The benchmark palm oil contract for June delivery on the Bursa Malaysia Derivatives Exchange ended 0.27% lower to close at 3,703 ringgit ($841.59) per tonne.
It lost 2.40% for the week after two straight weekly increases.
“Selling interest still persist today, as physical side rival vegetable oils are trading lower compared to palm,” a Kuala Lumpur-based trader told Reuters.
“The contract rose earlier this week after Indonesia planned to raise its April 16-30 CPO reference price, which would put the export tax and levy higher. Overall market sentiment is still on the downside,” the trader added.
Dalian’s most-active soyoil contract dropped 0.78%, while its palm oil contract eased 0.86%. Soyoil prices on the Chicago Board of Trade were trading 0.46% lower.
Palm drops for second day tracking weaker rival oils
Palm oil is affected by price movements in related oils as they compete for a share in the global vegetable oils market.

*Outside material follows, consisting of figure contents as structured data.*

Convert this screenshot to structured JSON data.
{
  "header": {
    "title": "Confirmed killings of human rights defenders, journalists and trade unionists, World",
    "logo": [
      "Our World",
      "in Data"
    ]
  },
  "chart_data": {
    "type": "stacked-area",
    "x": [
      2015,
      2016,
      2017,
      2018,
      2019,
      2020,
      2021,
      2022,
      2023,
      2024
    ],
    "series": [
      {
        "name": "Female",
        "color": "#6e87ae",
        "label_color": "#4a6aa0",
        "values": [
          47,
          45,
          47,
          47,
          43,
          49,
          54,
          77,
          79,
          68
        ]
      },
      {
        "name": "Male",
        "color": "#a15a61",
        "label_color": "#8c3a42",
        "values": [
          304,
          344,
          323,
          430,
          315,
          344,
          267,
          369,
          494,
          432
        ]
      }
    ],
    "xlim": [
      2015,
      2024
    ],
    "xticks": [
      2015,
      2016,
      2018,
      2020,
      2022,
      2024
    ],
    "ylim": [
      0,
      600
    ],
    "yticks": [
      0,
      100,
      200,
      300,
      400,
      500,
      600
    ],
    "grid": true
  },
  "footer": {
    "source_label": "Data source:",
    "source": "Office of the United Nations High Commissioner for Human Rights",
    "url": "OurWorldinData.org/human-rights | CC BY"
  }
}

Meanwhile, traders were monitoring exports data after shipments of Malaysian palm oil products for April 1-10 fell between 16.2% and 35.6% from a month earlier, cargo surveyor data showed earlier this week.
Across Indonesia and Malaysia, which together produce 85% of the world’s palm oil, growers are ramping up replanting after a decade of letting estates grow older, an ageing trend that threatens to tighten supply of the commodity that accounts for nearly 60% of global vegetable oil.
Palm oil may bounce more to 3,797 ringgit per tonne, following its stabilisation around a support of 3,671 ringgit, said Reuters technical analyst Wang Tao.